Evergreen State College, a small liberal-arts school in Washington State, has long had an interesting tradition. Each year, there is a “Day of Absence” on which students and faculty members of color meet off campus to hold solidarity-building activities, leaving the remaining community members to recognize the absence — and thus the value — of their peers. Later there is a “Day of Presence,” with similar activities but for the entire campus community.
But this year, the event changed.
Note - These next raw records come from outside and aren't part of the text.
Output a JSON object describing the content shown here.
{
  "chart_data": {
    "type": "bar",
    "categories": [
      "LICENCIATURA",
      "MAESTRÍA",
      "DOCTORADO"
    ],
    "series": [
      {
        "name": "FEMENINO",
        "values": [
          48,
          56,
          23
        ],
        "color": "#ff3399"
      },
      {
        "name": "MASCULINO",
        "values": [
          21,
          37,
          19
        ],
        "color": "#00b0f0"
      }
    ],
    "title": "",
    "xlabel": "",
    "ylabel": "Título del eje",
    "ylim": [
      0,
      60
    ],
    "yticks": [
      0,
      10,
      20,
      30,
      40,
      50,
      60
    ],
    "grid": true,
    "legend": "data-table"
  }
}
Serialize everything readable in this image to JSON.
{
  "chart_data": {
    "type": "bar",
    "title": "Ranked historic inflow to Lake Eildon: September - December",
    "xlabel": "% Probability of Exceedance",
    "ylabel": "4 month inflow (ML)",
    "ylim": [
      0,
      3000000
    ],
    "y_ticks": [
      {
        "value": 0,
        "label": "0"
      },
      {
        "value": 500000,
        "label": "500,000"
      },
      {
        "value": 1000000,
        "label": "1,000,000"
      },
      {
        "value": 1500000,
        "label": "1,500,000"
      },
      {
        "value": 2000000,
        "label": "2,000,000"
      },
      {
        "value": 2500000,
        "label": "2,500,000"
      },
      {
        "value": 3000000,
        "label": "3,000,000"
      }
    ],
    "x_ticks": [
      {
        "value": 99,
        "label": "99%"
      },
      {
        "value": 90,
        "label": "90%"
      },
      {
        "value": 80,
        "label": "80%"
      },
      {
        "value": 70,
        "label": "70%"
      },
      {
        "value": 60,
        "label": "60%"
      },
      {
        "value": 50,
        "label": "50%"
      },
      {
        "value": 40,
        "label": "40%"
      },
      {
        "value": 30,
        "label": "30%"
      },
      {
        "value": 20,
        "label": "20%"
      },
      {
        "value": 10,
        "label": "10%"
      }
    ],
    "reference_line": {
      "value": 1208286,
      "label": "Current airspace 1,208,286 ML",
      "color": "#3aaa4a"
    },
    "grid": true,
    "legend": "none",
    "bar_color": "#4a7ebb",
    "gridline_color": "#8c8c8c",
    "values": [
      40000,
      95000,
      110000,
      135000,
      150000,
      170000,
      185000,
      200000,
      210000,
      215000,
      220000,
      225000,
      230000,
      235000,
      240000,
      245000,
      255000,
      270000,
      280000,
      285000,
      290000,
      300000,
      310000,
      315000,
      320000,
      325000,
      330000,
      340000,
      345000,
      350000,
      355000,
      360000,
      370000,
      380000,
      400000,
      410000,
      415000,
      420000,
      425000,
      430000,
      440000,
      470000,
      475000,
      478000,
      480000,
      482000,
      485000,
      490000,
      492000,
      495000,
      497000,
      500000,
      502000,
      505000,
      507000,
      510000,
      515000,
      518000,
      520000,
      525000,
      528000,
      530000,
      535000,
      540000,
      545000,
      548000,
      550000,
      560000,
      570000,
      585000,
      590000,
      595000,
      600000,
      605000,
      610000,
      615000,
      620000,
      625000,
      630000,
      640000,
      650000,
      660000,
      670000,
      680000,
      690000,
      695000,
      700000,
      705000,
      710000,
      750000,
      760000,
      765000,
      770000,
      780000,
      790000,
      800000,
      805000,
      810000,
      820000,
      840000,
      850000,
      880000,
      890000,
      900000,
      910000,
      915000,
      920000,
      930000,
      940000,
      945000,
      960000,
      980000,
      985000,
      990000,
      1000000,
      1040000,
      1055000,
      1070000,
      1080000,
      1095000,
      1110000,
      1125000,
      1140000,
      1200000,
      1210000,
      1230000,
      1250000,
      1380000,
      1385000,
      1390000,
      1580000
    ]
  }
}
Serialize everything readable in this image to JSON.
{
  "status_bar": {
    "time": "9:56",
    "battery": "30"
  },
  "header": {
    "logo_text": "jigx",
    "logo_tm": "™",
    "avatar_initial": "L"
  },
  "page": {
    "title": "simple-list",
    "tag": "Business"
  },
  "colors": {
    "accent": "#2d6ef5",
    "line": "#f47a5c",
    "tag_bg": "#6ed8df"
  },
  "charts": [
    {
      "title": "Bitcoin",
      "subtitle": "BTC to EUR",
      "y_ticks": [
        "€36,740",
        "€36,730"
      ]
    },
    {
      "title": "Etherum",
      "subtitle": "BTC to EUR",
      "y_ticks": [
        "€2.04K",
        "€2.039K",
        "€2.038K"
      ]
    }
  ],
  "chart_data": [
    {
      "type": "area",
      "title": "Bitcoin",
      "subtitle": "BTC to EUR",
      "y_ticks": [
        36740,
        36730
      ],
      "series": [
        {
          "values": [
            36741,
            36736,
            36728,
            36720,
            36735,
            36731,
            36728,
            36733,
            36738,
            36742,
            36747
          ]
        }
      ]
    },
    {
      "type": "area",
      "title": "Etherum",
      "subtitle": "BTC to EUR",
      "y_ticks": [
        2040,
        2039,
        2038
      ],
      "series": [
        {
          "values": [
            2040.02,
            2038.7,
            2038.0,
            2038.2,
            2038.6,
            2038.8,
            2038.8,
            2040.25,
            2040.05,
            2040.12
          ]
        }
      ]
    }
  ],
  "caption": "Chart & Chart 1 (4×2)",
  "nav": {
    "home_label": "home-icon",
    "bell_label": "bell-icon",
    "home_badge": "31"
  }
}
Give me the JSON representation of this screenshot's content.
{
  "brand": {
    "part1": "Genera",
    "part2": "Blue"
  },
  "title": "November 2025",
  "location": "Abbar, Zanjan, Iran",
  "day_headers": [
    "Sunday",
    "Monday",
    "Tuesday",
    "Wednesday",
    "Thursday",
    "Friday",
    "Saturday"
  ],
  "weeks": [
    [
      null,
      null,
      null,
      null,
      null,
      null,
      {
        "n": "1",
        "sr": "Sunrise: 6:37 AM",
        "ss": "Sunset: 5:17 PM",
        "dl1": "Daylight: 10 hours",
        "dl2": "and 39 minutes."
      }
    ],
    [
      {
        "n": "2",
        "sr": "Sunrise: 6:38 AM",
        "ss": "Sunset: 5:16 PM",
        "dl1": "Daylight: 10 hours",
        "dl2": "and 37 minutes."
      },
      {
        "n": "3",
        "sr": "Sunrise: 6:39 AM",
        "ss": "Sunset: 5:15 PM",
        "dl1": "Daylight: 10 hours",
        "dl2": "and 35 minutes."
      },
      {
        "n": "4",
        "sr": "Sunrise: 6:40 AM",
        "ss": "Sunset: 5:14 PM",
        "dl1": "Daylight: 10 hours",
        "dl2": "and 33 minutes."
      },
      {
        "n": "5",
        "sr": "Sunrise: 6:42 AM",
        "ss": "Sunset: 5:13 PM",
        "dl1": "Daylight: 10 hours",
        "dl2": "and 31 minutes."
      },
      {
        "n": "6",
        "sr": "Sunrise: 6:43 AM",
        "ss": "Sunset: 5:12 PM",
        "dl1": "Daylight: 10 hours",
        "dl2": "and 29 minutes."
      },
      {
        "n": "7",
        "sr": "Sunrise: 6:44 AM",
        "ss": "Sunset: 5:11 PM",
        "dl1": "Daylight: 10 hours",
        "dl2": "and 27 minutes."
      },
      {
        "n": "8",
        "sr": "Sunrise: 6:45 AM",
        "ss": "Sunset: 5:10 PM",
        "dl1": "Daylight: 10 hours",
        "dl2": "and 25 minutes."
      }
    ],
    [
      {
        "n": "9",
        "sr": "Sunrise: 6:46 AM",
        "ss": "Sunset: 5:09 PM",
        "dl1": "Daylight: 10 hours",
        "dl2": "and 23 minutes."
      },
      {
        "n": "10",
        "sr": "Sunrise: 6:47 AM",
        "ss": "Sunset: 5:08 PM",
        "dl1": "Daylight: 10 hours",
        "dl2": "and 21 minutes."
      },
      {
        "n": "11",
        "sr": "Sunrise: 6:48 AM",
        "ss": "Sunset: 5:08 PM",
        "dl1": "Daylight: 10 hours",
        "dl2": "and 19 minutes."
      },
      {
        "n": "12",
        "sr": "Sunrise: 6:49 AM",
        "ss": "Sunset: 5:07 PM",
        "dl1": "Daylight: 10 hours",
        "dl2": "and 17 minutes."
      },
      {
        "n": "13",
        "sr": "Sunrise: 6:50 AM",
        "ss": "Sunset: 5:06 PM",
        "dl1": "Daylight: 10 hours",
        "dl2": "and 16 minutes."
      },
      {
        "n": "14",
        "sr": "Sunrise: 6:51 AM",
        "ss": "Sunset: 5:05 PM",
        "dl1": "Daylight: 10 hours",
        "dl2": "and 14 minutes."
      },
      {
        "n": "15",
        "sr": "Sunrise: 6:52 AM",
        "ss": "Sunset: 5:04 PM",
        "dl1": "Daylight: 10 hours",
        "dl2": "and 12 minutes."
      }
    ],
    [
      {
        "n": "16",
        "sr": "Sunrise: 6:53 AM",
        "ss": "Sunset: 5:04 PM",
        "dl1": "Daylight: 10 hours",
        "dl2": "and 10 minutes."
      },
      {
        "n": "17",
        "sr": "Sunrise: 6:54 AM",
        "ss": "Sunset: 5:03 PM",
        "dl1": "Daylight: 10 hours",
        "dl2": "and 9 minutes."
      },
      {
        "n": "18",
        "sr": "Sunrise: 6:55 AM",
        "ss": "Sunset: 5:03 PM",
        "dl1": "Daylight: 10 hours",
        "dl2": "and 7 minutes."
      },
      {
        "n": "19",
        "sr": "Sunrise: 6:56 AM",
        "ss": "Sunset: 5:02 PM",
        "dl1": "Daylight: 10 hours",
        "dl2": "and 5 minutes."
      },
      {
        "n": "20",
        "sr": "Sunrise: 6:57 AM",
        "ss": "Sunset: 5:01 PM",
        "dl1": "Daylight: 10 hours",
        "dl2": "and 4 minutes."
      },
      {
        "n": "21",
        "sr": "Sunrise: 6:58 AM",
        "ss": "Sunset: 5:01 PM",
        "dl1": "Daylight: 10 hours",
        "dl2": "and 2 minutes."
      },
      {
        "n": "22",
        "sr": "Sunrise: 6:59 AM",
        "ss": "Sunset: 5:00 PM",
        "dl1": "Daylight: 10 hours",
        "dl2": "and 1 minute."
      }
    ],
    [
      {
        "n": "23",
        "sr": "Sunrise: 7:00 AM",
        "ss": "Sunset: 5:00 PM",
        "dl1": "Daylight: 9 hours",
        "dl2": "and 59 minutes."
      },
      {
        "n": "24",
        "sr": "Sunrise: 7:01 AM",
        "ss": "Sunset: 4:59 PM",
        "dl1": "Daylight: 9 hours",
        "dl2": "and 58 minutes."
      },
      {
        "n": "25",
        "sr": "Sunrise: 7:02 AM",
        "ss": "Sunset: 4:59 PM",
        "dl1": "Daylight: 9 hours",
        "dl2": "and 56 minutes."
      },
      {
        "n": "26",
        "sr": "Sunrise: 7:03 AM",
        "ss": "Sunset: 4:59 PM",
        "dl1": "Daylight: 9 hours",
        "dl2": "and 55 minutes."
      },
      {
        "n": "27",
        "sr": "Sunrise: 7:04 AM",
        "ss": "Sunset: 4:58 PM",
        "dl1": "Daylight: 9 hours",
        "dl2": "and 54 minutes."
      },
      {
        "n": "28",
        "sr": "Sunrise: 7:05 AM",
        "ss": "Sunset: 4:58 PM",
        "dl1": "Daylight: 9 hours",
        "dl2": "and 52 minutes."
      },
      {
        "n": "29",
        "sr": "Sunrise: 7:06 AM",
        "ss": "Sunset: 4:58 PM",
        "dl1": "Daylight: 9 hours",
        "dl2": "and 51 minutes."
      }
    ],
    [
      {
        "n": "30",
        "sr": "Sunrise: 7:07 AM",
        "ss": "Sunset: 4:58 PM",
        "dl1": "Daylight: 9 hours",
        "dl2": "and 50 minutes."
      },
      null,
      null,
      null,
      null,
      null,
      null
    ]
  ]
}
On the April 12 Day of Absence, minority students and faculty remained on campus, while whites were asked to leave. According to the local student newspaper, the decision reflected concerns following the 2016 election that students of color no longer felt comfortable on campus. This was to be their chance to reassert their right to belong on campus . . . by asking everyone else of a particular skin color to leave.
One liberal biology professor, Bret Weinstein, took issue with this change. Weinstein wrote a powerful e-mail to his colleagues on March 15. Deeply respectful and generous in tone, he made a simple point:
There is a huge difference between a group or coalition deciding to voluntarily absent themselves from a shared space in order to highlight their vital and underappreciated roles . . . and a group or coalition encouraging another group to go away. The first is a forceful call to consciousness which is, of course, crippling to the logic of oppression. The second is a show of force, and an act of oppression in and of itself.
You may take this letter as a formal protest of this year’s structure, and you may assume I will be on campus on the Day of Absence.
For this fundamentally liberal argument and act of protest, Professor Weinstein has been pilloried. More than that, those words — words forming as reasonable a dissent as any — incited a mob on Tuesday. Students occupied and barricaded the campus library, and accosted Weinstein outside his classroom. As you can see in this video, the mob surrounded him, yelled at him, swore at him, and openly admitted they did not want to allow him to respond.